We ate roast chicken, corn and biscuits on the patio tonight. The chicken was one of our own. Raised free and butchered by its owners. I realized tonight that I, more often than not, bake or roast a chicken rather than fry it. Force of habit I guess. Seems easier to pop it into the oven then stand over a skillet of scalding oil on a hot summer’s day. The breast and thigh meat had a crispy skin and was dripping with juice. Delicious. The corn was succulent and the biscuits flakey. We watched the chickens and goose scour the yard for tidbits then run to us begging for a treat. No treats to be had this night, unless you consider eating your own a treat.

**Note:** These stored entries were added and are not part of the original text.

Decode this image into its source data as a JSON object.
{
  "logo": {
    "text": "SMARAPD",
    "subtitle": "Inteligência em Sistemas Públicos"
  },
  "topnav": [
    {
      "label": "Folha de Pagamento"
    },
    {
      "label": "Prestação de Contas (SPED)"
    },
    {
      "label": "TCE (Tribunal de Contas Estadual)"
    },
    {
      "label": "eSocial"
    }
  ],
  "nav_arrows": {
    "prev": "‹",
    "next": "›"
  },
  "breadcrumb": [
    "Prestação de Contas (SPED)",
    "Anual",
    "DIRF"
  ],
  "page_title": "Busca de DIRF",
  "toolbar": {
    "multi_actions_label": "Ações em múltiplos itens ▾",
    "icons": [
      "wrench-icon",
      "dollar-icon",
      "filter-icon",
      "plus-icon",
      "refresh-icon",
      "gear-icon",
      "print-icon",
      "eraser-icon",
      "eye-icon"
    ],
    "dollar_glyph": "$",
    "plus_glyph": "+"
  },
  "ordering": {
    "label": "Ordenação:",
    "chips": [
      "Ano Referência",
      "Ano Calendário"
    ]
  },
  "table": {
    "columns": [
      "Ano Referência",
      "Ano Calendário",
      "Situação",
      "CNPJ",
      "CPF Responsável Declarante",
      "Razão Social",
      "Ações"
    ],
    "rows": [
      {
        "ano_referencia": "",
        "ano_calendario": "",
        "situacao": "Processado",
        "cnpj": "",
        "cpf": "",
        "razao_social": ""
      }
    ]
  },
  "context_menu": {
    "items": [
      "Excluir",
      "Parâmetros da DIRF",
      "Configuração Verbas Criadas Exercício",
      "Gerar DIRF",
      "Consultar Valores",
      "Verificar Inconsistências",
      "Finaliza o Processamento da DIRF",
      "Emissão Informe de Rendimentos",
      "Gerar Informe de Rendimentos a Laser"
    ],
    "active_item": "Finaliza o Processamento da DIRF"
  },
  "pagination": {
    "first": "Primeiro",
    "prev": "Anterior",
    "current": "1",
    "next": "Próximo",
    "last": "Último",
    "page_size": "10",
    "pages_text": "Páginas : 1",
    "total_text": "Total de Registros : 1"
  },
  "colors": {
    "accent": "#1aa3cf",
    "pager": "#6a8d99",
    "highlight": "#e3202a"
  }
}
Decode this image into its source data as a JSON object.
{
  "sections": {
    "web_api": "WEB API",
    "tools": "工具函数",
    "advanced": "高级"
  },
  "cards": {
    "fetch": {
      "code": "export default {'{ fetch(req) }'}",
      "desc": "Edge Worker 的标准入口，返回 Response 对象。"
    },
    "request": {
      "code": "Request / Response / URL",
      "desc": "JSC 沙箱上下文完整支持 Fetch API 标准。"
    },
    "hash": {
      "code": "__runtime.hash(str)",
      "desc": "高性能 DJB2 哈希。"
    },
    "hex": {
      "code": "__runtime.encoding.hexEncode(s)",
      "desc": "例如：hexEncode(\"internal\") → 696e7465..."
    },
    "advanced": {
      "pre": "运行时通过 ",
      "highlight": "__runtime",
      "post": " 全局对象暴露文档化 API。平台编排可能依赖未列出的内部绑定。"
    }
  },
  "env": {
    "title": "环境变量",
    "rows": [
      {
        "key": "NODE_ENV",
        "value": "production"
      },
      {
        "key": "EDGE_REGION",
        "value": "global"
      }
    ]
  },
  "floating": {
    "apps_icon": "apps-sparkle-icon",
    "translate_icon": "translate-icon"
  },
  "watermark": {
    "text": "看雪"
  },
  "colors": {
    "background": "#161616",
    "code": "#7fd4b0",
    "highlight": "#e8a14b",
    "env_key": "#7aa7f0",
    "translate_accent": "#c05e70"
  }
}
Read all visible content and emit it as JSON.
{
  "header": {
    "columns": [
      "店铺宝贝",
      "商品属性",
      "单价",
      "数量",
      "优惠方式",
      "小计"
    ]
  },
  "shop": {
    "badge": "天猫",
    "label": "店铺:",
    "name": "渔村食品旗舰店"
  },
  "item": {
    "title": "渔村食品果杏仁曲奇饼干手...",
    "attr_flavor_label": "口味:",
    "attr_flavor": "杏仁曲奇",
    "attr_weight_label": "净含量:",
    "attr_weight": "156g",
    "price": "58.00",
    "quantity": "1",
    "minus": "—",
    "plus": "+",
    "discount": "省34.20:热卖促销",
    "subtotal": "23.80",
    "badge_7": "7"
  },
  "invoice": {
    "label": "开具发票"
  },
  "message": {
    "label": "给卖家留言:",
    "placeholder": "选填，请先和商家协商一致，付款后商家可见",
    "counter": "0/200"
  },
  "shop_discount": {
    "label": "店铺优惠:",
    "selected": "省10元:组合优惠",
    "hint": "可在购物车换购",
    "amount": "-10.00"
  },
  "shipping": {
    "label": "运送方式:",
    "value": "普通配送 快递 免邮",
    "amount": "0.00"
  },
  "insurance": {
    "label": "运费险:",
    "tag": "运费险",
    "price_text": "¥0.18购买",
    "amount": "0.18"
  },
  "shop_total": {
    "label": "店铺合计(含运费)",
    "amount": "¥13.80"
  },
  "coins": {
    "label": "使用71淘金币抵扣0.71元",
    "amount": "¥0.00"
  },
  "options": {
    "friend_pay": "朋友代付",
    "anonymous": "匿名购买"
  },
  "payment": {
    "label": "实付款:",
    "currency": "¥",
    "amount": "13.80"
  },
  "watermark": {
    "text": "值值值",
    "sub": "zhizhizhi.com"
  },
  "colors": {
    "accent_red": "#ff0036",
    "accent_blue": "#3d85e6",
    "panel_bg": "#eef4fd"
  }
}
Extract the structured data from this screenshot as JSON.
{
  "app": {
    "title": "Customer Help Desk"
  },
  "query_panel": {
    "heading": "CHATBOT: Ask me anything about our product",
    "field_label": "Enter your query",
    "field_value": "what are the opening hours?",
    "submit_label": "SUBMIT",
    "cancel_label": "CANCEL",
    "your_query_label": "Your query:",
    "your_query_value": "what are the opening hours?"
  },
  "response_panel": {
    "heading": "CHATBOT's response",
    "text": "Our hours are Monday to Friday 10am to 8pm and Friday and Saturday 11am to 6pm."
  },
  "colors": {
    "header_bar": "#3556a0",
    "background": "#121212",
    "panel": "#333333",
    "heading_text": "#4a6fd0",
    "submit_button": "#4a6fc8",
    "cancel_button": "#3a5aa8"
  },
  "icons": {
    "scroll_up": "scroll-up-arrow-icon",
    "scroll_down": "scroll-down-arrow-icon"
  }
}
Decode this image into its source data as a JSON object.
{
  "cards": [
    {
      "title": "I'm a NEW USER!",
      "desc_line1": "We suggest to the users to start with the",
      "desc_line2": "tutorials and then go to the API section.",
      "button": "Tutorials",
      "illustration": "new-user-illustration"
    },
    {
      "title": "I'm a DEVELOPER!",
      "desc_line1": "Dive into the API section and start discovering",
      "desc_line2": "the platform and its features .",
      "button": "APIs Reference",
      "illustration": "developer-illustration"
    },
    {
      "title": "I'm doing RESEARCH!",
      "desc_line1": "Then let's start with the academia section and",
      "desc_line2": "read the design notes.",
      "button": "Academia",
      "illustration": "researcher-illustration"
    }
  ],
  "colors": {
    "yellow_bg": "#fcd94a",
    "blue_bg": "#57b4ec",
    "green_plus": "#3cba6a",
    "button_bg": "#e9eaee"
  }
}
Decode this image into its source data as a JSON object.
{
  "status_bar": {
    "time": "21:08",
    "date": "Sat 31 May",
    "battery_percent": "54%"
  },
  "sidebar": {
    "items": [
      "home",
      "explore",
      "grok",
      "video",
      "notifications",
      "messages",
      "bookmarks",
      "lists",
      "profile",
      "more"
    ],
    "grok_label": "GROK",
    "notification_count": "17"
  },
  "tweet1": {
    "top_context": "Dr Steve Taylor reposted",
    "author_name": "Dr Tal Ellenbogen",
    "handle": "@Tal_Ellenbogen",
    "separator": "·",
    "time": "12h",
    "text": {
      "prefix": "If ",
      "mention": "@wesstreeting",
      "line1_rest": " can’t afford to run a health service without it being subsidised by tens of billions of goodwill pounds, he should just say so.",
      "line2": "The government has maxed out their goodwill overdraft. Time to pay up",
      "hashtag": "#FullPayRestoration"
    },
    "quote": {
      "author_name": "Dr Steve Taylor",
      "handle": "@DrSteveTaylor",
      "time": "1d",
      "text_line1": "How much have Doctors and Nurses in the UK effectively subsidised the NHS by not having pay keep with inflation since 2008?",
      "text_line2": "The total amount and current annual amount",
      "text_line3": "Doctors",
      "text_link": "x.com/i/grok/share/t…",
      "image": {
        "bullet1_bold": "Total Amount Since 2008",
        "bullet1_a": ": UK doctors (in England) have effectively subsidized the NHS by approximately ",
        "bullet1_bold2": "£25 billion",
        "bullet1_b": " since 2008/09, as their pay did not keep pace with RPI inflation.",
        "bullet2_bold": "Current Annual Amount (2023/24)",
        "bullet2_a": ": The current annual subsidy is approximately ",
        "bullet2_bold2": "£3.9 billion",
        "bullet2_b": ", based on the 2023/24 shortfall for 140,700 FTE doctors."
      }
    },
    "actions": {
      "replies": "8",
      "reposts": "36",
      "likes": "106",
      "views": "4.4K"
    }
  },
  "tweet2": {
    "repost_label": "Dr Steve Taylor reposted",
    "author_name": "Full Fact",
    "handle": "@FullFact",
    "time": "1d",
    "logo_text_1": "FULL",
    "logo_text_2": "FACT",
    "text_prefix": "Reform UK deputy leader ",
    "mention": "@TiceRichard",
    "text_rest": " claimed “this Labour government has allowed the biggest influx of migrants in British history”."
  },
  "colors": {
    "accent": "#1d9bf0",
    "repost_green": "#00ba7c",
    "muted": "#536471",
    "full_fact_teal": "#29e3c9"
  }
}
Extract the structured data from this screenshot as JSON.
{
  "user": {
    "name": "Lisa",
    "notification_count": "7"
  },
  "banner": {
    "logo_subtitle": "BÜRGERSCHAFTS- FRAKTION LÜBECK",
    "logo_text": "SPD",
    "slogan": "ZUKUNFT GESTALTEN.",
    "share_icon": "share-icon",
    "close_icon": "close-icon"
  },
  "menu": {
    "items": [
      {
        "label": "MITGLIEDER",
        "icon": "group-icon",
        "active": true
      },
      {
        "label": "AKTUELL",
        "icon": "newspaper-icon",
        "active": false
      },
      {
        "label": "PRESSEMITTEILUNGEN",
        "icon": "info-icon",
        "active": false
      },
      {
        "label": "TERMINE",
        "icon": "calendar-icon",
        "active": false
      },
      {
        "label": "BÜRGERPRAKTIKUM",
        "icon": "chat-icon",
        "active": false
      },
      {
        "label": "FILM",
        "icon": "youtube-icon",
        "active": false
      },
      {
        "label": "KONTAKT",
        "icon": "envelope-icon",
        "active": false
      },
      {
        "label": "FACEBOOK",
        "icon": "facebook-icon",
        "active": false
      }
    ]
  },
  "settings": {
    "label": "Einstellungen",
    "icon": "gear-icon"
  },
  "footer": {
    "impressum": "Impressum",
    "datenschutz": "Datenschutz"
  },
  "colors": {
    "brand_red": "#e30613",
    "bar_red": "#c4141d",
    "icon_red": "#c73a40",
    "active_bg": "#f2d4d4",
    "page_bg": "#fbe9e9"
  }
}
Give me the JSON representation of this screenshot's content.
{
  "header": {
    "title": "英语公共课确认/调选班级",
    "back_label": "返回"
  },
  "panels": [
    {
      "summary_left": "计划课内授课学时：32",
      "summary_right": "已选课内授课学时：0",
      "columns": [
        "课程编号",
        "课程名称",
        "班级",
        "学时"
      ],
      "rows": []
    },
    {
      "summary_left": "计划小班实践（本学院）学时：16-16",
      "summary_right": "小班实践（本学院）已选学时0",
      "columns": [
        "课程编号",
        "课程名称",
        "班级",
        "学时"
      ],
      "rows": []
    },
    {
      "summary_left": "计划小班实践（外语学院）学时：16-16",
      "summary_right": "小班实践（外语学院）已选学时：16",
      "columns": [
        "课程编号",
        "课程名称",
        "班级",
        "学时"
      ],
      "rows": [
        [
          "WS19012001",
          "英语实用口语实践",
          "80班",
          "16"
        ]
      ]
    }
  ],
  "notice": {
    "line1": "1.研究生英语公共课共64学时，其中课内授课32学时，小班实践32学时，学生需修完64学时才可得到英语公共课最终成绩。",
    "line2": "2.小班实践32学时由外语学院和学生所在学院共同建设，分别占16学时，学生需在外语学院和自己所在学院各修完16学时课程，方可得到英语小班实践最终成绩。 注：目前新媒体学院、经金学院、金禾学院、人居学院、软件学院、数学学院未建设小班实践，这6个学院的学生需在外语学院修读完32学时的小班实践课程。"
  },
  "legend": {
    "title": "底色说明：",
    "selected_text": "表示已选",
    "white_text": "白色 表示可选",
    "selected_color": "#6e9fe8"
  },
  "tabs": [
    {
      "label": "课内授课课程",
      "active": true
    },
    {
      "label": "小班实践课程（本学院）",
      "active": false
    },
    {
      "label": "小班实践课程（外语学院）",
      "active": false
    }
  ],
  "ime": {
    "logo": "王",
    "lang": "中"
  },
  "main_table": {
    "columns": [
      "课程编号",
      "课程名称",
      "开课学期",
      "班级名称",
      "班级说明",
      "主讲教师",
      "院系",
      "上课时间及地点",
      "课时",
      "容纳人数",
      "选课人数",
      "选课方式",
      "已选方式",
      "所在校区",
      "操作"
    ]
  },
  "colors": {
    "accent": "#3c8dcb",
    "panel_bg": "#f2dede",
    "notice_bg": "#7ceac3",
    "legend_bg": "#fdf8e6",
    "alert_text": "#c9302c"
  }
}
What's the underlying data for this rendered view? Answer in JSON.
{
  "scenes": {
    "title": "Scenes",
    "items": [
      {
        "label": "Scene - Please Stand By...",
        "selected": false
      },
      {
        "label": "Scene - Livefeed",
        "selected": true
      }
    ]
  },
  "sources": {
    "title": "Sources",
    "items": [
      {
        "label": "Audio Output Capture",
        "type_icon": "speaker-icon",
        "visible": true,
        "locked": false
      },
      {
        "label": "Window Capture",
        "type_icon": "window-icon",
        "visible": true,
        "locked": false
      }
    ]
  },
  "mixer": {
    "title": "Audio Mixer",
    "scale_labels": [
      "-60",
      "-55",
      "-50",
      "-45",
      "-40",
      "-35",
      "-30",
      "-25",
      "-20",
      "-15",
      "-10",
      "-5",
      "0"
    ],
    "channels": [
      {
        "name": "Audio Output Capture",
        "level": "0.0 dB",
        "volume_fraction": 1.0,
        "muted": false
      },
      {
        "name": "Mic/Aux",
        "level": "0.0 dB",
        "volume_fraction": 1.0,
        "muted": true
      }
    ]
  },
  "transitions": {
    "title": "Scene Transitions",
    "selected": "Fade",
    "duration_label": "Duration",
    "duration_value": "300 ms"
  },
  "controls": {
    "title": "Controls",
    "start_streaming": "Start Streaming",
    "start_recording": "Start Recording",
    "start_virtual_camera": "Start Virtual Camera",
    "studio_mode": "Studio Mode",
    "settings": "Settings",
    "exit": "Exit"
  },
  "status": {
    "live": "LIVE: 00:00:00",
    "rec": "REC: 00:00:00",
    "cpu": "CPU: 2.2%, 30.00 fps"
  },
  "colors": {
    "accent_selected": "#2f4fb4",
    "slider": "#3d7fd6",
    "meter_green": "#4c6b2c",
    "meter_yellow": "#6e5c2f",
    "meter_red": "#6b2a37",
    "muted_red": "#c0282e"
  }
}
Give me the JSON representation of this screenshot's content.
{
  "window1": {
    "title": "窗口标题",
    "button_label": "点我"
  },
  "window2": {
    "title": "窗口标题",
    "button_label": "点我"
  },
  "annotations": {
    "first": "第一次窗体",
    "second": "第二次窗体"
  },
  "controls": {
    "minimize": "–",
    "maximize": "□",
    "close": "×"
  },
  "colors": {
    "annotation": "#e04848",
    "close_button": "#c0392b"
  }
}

Small patches of life are dwindling now; the little farm is slowly readying itself for a long nap. Except for a short hike, we spent the whole day at home, all of it. It was a Labor and a labor day spent on a small suburban homestead at the edge of town. We ate food we grew and cooked ourselves. We worked up a cleansing sweat. Took naps in the shade where the wind and sun could replenish our souls, and felt pampered as the iPod sang sweetly into our headphones.

During evening chores, we saw wisps of clouds quietly roll in, the forefront of some far off storm that might materialize into rain. I liked the way it felt like a season changing. Afterwards we came in to a soothing lukewarm soak in the tub with lavender soap and candlelight and emerged cool and refreshed. We poured ourselves a glass of cider, the last vestiges of the previous fall and fell into the sofa for a movie; an epic mini-series, long and meandering; a peaceful end to our humble day.

The cool clamminess of the evening air reminds me of the thunder storms I saw in Colorado. Thunderous exhales of light and sound that bumbled across the night sky, lighting up the horizon as it moved through the Estes Valley. These are the kind of fireworks shows I like…thunder and lightening; the perfect combination of flashing light and crashing sound for a day when we can all look back and be grateful. There were no people on this land during the difficult times of our country’s history. Not the Civil War of the 1860’s nor WWI in 1916, not even the Great Depression. The same holds true for WWII and Viet Nam. It’s too new, too modern. Tonight we can relax, safe from the worry of men gone to war in some far off land.

Tonight it’s just a mom, a girl, a dog, a farm and a glass of aged cider.

It’s strange, I think, how Memorial Day and Independence Day and Labor Day can stir such emotions in me, make me feel so patriot, so grateful of those that came before me and how much I owe them for the life I lead. Small thanks from a homesteader in suburbia, I think, but thanks is all I’ve got.

I hope you all had a wonderful holiday weekend. I really mean that.